Using Markov chains to identify player’s performance in badminton
Galeano, j.; Gómez Ruano, M.A.; Rivas, F. y Buldud, M. (2022). Using Markov chains to identify player’s performance in badminton. Chaos, Solitons & Fractals, 165(2), 112828. https://doi.org/10.1016/j.chaos.2022.112828
Abstract: We introduce a new way of quantifying the performance of badminton players by analysing their hitting sequences. Using the position of players during 3 consecutive strokes, we create length-3 patterns associated to the playing style of each player. Additionally, we extract from the video matches the information about the initiative gained by a player when performing a stroke, together with the player who won the point at the end of each rally. Next, we obtain the probability that a 3-order pattern is performed by a player and compared it with the average of the top-twenty players. We calculate the transition probabilities between patterns and construct the corresponding Markov chains including two absorbing states: winning and losing the rally.
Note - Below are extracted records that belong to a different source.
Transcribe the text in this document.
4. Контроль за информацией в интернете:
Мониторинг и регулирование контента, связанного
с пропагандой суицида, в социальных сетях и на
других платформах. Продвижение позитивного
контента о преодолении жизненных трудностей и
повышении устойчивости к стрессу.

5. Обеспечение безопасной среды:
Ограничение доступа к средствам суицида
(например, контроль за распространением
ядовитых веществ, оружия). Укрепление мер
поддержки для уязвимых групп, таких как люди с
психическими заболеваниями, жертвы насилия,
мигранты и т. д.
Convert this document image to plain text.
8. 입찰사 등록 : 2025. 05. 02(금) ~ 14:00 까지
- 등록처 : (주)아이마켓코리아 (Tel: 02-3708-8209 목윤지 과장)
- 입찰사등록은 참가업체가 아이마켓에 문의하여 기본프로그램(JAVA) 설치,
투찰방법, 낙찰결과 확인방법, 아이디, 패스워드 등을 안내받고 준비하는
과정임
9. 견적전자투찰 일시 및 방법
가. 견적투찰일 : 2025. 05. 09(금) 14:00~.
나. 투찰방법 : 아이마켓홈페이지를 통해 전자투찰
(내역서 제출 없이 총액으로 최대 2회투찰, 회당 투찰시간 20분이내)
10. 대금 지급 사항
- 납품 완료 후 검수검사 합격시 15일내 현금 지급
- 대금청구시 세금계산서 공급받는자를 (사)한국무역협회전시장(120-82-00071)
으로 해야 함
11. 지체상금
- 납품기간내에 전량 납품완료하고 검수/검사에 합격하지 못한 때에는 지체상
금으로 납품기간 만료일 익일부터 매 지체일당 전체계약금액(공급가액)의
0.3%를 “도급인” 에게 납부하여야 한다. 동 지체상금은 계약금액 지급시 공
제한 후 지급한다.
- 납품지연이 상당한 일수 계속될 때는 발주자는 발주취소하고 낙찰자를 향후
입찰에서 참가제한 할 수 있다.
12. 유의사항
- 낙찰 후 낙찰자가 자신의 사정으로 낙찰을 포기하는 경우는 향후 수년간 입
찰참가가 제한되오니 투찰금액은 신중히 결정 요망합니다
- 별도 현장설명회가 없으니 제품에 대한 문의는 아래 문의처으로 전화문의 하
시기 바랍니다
The Markov matrix allow us to obtain the probability of winning a point once a given pattern appears in the rally, which we call the Expected Pattern Value (EPV). Finally, we investigate the interplay between the EPV and the gain of initiative achieved by a player when performing each pattern. With this information, we are able to detect what patterns are better performed by a player and, furthermore, relate the values of the patterns with the actual probability of winning a rally.